Max Planck Institute for Intelligent Systems, Cyber Valley, 72076, Tübingen, Germany.
Bosch Industry on Campus Lab, University of Tübingen, Tübingen, Germany.
Sci Rep. 2022 May 30;12(1):8992. doi: 10.1038/s41598-022-12730-3.
Community detection and hierarchy extraction are usually thought of as separate inference tasks on networks. Considering only one of the two when studying real-world data can be an oversimplification. In this work, we present a generative model based on an interplay between community and hierarchical structures. It assumes that each node has a preference in the interaction mechanism and nodes with the same preference are more likely to interact, while heterogeneous interactions are still allowed. The sparsity of the network is exploited for implementing a more efficient algorithm. We demonstrate our method on synthetic and real-world data and compare performance with two standard approaches for community detection and ranking extraction. We find that the algorithm accurately retrieves the overall node's preference in different scenarios, and we show that it can distinguish small subsets of nodes that behave differently than the majority. As a consequence, the model can recognize whether a network has an overall preferred interaction mechanism. This is relevant in situations where there is no clear "a priori" information about what structure explains the observed network datasets well. Our model allows practitioners to learn this automatically from the data.

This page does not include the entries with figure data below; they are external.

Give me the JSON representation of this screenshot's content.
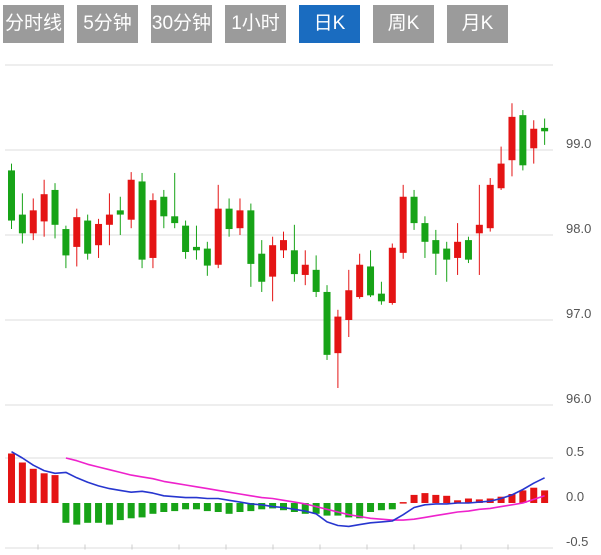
{
  "tabs": [
    {
      "label": "分时线",
      "active": false
    },
    {
      "label": "5分钟",
      "active": false
    },
    {
      "label": "30分钟",
      "active": false
    },
    {
      "label": "1小时",
      "active": false
    },
    {
      "label": "日K",
      "active": true
    },
    {
      "label": "周K",
      "active": false
    },
    {
      "label": "月K",
      "active": false
    }
  ],
  "colors": {
    "up": "#e41414",
    "down": "#17a317",
    "dif_line": "#2736cf",
    "dea_line": "#ee22cc",
    "tab_bg": "#9b9b9b",
    "tab_active_bg": "#1a6cc0",
    "tab_text": "#ffffff",
    "gridline": "#dddddd",
    "axis_text": "#555555"
  },
  "chart_data": {
    "type": "candlestick",
    "convention": "red = up candle / positive MACD, green = down candle / negative MACD",
    "price_panel": {
      "gridline_values": [
        100.0,
        99.0,
        98.0,
        97.0,
        96.0
      ],
      "axis_labels": [
        {
          "text": "99.0",
          "value": 99.0
        },
        {
          "text": "98.0",
          "value": 98.0
        },
        {
          "text": "97.0",
          "value": 97.0
        },
        {
          "text": "96.0",
          "value": 96.0
        }
      ],
      "candles_ohlc": [
        [
          98.76,
          98.84,
          98.07,
          98.17
        ],
        [
          98.24,
          98.49,
          97.9,
          98.02
        ],
        [
          98.02,
          98.43,
          97.94,
          98.29
        ],
        [
          98.16,
          98.65,
          97.98,
          98.48
        ],
        [
          98.53,
          98.61,
          97.96,
          98.12
        ],
        [
          98.07,
          98.11,
          97.61,
          97.76
        ],
        [
          97.86,
          98.31,
          97.63,
          98.21
        ],
        [
          98.17,
          98.24,
          97.71,
          97.78
        ],
        [
          97.88,
          98.19,
          97.73,
          98.13
        ],
        [
          98.12,
          98.49,
          97.88,
          98.24
        ],
        [
          98.29,
          98.45,
          98.0,
          98.24
        ],
        [
          98.18,
          98.74,
          98.08,
          98.65
        ],
        [
          98.63,
          98.73,
          97.61,
          97.71
        ],
        [
          97.73,
          98.49,
          97.61,
          98.41
        ],
        [
          98.45,
          98.53,
          98.08,
          98.22
        ],
        [
          98.22,
          98.73,
          98.08,
          98.14
        ],
        [
          98.11,
          98.17,
          97.72,
          97.8
        ],
        [
          97.86,
          98.11,
          97.71,
          97.82
        ],
        [
          97.84,
          97.92,
          97.52,
          97.64
        ],
        [
          97.65,
          98.59,
          97.61,
          98.31
        ],
        [
          98.31,
          98.43,
          97.98,
          98.07
        ],
        [
          98.08,
          98.43,
          98.0,
          98.29
        ],
        [
          98.29,
          98.37,
          97.39,
          97.66
        ],
        [
          97.78,
          97.94,
          97.33,
          97.45
        ],
        [
          97.51,
          97.98,
          97.22,
          97.88
        ],
        [
          97.82,
          98.04,
          97.73,
          97.94
        ],
        [
          97.82,
          98.12,
          97.45,
          97.54
        ],
        [
          97.53,
          97.82,
          97.41,
          97.65
        ],
        [
          97.59,
          97.76,
          97.27,
          97.33
        ],
        [
          97.33,
          97.41,
          96.53,
          96.59
        ],
        [
          96.61,
          97.12,
          96.2,
          97.04
        ],
        [
          97.0,
          97.59,
          96.8,
          97.35
        ],
        [
          97.27,
          97.78,
          97.25,
          97.65
        ],
        [
          97.63,
          97.82,
          97.27,
          97.29
        ],
        [
          97.31,
          97.45,
          97.18,
          97.22
        ],
        [
          97.2,
          97.9,
          97.18,
          97.85
        ],
        [
          97.79,
          98.59,
          97.72,
          98.45
        ],
        [
          98.45,
          98.53,
          98.06,
          98.14
        ],
        [
          98.14,
          98.22,
          97.73,
          97.92
        ],
        [
          97.94,
          98.06,
          97.53,
          97.78
        ],
        [
          97.84,
          97.92,
          97.45,
          97.71
        ],
        [
          97.73,
          98.14,
          97.53,
          97.92
        ],
        [
          97.94,
          97.98,
          97.67,
          97.71
        ],
        [
          98.02,
          98.59,
          97.53,
          98.12
        ],
        [
          98.08,
          98.67,
          98.04,
          98.59
        ],
        [
          98.55,
          99.04,
          98.53,
          98.84
        ],
        [
          98.88,
          99.55,
          98.69,
          99.39
        ],
        [
          99.41,
          99.47,
          98.76,
          98.82
        ],
        [
          99.02,
          99.35,
          98.84,
          99.25
        ],
        [
          99.26,
          99.37,
          99.06,
          99.22
        ]
      ]
    },
    "macd_panel": {
      "gridline_values": [
        0.5,
        -0.5
      ],
      "axis_labels": [
        {
          "text": "0.5",
          "value": 0.5
        },
        {
          "text": "0.0",
          "value": 0.0
        },
        {
          "text": "-0.5",
          "value": -0.5
        }
      ],
      "histogram": [
        0.55,
        0.45,
        0.38,
        0.33,
        0.31,
        -0.22,
        -0.24,
        -0.22,
        -0.22,
        -0.24,
        -0.19,
        -0.17,
        -0.16,
        -0.12,
        -0.1,
        -0.09,
        -0.07,
        -0.07,
        -0.09,
        -0.1,
        -0.12,
        -0.1,
        -0.09,
        -0.07,
        -0.06,
        -0.08,
        -0.1,
        -0.12,
        -0.12,
        -0.14,
        -0.14,
        -0.16,
        -0.17,
        -0.1,
        -0.08,
        -0.07,
        0.01,
        0.09,
        0.11,
        0.09,
        0.08,
        0.03,
        0.05,
        0.04,
        0.05,
        0.07,
        0.1,
        0.14,
        0.17,
        0.14
      ],
      "dif_line": [
        0.57,
        0.5,
        0.42,
        0.36,
        0.33,
        0.34,
        0.28,
        0.23,
        0.19,
        0.16,
        0.14,
        0.12,
        0.13,
        0.11,
        0.08,
        0.07,
        0.06,
        0.06,
        0.05,
        0.05,
        0.03,
        0.01,
        -0.01,
        -0.02,
        -0.04,
        -0.05,
        -0.07,
        -0.09,
        -0.12,
        -0.21,
        -0.25,
        -0.26,
        -0.24,
        -0.22,
        -0.21,
        -0.2,
        -0.13,
        -0.05,
        -0.02,
        -0.01,
        -0.01,
        0.0,
        0.0,
        0.01,
        0.02,
        0.05,
        0.09,
        0.15,
        0.22,
        0.28
      ],
      "dea_line": [
        null,
        null,
        null,
        null,
        null,
        0.5,
        0.47,
        0.43,
        0.4,
        0.37,
        0.34,
        0.31,
        0.29,
        0.27,
        0.24,
        0.22,
        0.2,
        0.18,
        0.16,
        0.14,
        0.12,
        0.1,
        0.08,
        0.06,
        0.05,
        0.03,
        0.01,
        -0.01,
        -0.04,
        -0.07,
        -0.1,
        -0.13,
        -0.15,
        -0.17,
        -0.18,
        -0.19,
        -0.19,
        -0.18,
        -0.16,
        -0.14,
        -0.12,
        -0.1,
        -0.09,
        -0.07,
        -0.06,
        -0.04,
        -0.02,
        0.0,
        0.04,
        0.08
      ]
    }
  }
}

社区发现和层次结构提取通常被认为是网络上的两个独立推断任务。在研究实际数据时只考虑其中之一可能过于简单化。在这项工作中,我们提出了一种基于社区和层次结构相互作用的生成模型。它假设每个节点在交互机制中有偏好,具有相同偏好的节点更有可能相互作用,而仍然允许异质相互作用。利用网络的稀疏性来实现更有效的算法。我们在合成和真实世界数据上展示了我们的方法,并将性能与两种用于社区检测和排名提取的标准方法进行了比较。我们发现该算法在不同场景下能够准确地获取节点的总体偏好,并且我们表明它可以区分与大多数节点行为不同的一小部分节点。因此,该模型可以识别网络是否具有整体首选交互机制。在没有关于哪种结构可以很好地解释观察到的网络数据集的明确“先验”信息的情况下,这一点很重要。我们的模型允许从业者从数据中自动学习。